Bris de glace au réveil et disparition du système de son. Faut s'y faire, c'est les voitures les plus pourries qui se font le plus pourrir. Tsss tsss tssss. Oui parce qu'il faut le dire, j'ai mon permis et ouais. Depuis cinq jours, et déjà beaucoup de chance. Ce qui m'emmerde le plus, je dois dire, c'est qu'ils aient osé éclater la voiture de mon oncle. Bon quand je dis éclater, tout est relatif. Il manque que un carreau hein, c'est pas gravissime, mais quand même, c'est le symbole. Le p'tit détail qui blesse. 

Y'avait "redemption song" dans l'auto-radio. ça aussi c'est l'symbole, mais c'est çui qui fait mal. 

J'ai encore ta marmotte, et celle là, le premier qui y touche, il est mort. J'pense a toi souvent en fait. Quand j'ai rien d'autre à penser. Mon père m'a rappelé l'autre jour que c'est moi qui avait explosé le cendrier. C'est vrai. J'm'en souviens, c'était dans le chemin des chasses, à la tombée du jour, y'avait même des oiseaux qui s'envolaient des blés, on allait chez vous. J'sais pas pourquoi j'me souviens de ça comme ça.

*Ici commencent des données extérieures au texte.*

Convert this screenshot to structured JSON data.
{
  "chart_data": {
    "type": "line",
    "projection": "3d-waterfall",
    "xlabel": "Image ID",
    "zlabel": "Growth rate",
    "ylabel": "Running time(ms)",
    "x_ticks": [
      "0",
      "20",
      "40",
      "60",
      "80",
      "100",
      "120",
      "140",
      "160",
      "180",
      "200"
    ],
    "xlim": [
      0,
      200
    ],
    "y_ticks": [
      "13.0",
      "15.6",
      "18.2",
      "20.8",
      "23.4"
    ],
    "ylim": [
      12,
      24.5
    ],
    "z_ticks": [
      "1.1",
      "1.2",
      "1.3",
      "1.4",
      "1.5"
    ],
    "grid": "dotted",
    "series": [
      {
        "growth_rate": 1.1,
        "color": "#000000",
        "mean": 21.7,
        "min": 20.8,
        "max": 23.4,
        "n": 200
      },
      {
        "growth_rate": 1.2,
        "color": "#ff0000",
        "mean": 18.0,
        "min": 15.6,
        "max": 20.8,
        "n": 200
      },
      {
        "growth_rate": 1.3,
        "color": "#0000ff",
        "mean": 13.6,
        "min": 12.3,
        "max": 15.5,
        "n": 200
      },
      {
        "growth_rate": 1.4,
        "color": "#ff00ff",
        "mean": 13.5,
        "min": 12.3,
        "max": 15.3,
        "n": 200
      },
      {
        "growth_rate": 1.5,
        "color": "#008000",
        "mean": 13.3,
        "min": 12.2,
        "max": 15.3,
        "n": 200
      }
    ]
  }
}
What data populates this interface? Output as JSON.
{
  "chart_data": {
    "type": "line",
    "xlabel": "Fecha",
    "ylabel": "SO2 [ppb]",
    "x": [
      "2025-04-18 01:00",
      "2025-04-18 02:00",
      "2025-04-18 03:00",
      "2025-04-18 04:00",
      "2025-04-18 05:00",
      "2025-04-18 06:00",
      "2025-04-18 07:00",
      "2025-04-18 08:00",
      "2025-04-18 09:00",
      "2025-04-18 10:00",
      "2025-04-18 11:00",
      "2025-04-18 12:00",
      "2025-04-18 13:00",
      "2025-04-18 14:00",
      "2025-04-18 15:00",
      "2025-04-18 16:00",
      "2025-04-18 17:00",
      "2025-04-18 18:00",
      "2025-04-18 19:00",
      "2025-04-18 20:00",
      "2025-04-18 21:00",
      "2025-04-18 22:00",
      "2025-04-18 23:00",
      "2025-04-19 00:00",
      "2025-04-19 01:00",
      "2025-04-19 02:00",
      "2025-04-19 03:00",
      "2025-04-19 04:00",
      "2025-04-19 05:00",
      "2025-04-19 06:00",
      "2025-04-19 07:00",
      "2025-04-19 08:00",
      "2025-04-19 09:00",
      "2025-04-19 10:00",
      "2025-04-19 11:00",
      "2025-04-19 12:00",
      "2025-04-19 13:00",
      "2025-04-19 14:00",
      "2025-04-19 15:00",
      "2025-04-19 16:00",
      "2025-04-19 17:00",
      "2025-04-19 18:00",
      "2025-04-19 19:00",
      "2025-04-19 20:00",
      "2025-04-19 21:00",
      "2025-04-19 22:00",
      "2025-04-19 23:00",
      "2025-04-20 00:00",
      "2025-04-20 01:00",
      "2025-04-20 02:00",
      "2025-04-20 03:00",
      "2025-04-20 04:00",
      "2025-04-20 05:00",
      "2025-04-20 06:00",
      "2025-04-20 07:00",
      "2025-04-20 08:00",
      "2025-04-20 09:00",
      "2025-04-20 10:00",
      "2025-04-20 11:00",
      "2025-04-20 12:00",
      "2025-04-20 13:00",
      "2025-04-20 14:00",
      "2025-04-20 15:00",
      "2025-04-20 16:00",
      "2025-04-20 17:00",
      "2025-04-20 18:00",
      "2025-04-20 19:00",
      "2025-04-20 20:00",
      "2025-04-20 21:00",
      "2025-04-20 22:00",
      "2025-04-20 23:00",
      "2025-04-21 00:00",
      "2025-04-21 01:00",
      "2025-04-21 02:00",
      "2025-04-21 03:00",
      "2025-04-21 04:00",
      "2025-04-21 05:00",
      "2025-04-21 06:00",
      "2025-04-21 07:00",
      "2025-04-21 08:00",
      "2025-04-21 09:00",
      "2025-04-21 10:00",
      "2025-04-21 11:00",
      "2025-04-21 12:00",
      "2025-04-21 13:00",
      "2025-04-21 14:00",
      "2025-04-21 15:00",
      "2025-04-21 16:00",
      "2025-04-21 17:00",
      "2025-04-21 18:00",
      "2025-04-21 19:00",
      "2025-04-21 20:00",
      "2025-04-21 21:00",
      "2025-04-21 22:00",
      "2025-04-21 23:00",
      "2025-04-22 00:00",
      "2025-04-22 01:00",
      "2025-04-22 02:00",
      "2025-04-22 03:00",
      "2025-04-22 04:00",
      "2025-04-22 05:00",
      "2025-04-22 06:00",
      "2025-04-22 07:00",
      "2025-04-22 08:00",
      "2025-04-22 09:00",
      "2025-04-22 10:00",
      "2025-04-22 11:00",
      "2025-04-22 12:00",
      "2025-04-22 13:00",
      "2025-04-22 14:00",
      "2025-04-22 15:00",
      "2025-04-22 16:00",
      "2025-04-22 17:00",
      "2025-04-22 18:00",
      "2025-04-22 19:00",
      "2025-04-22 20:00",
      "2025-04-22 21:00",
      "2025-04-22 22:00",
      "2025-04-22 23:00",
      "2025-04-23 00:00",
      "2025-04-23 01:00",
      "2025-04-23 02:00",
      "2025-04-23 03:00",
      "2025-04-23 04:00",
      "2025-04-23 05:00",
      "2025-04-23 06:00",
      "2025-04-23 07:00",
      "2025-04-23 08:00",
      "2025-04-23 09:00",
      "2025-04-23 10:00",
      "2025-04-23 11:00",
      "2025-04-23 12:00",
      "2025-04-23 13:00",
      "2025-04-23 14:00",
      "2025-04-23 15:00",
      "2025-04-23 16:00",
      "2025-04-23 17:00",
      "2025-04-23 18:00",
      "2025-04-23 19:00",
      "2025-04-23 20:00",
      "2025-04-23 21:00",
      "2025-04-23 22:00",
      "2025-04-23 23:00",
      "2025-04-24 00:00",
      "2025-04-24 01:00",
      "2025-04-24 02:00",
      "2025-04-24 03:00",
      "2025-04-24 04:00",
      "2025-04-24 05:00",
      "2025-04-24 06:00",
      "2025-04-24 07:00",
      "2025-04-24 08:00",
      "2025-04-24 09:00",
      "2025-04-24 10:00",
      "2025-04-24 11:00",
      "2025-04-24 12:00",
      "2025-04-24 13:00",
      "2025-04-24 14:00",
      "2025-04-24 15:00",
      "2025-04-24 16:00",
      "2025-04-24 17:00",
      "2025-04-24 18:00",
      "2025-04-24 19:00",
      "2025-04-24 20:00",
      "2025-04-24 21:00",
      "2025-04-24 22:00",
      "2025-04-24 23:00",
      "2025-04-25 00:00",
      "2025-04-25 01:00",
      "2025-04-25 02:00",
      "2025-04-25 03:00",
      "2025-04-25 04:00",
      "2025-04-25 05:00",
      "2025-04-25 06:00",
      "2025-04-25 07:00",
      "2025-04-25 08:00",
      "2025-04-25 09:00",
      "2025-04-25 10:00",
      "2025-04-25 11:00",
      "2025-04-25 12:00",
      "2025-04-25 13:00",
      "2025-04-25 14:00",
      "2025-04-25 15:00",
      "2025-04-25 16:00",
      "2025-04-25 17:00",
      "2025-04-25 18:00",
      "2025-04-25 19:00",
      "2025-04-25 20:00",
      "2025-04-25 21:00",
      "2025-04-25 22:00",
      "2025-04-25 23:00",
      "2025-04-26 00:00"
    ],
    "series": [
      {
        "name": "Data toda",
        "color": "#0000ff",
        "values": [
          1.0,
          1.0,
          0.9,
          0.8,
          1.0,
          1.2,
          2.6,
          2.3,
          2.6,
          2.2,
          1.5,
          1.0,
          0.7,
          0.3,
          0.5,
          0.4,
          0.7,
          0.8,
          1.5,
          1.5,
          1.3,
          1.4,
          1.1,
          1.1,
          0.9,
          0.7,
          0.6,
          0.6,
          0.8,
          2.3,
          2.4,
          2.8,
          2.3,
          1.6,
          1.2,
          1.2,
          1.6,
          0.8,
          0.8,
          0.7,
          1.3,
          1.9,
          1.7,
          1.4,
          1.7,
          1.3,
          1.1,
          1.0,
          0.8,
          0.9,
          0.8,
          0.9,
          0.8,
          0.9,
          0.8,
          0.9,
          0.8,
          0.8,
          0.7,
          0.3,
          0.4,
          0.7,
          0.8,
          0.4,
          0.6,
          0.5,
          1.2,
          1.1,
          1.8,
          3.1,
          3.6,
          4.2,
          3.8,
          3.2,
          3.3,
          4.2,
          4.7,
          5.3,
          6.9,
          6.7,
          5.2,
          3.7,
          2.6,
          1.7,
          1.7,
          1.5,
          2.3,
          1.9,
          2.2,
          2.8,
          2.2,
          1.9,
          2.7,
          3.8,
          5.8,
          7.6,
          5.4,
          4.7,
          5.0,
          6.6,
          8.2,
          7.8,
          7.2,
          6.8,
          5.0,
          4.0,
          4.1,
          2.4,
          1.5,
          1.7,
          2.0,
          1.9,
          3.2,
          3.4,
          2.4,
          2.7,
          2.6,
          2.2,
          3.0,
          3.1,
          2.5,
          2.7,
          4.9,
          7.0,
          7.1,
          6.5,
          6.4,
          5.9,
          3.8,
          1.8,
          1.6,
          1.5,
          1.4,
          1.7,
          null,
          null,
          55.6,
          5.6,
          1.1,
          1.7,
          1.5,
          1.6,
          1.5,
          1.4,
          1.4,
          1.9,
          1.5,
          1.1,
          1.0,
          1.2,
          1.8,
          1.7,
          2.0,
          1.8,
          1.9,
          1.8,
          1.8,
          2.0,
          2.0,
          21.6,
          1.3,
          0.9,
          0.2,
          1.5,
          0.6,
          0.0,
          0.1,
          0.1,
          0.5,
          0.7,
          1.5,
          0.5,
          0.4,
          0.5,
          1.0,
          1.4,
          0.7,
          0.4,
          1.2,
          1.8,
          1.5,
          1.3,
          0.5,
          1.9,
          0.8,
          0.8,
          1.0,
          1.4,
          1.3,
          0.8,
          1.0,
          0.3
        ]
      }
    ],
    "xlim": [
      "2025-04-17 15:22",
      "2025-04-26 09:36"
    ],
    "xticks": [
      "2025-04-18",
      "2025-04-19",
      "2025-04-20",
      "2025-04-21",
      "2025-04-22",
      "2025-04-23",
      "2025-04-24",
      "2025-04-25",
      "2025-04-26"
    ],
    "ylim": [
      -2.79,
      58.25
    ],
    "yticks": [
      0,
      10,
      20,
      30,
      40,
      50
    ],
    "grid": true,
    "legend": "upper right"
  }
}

C'est les oiseaux, va falloir que je perce un mystère, j'me souviens souvent, dans ma mémoire visuelle, d'oiseaux qui s'envolent. ça doit me toucher particulièrement. J'sais pas non plus pourquoi j'dis ça maintenant et ici. 

En fait c'est plus simple de parler de ça à l'écrit. Apart pleurer, à l'oral c'est dur, pis ça barbe tout le monde. La vous lisez, vous lisez pas.
J'en saurais rien et puis j'm'en moque. C'est écrit et ça soulage. Vous avez pas besoin de faire l'effort de me consoler, de toute façon 
dans ces cas là, on sait jamais quoi dire. En fait c'est parce que y'a rien à dire.
 

J'veux pas oublier et c'est peut-être un tort. 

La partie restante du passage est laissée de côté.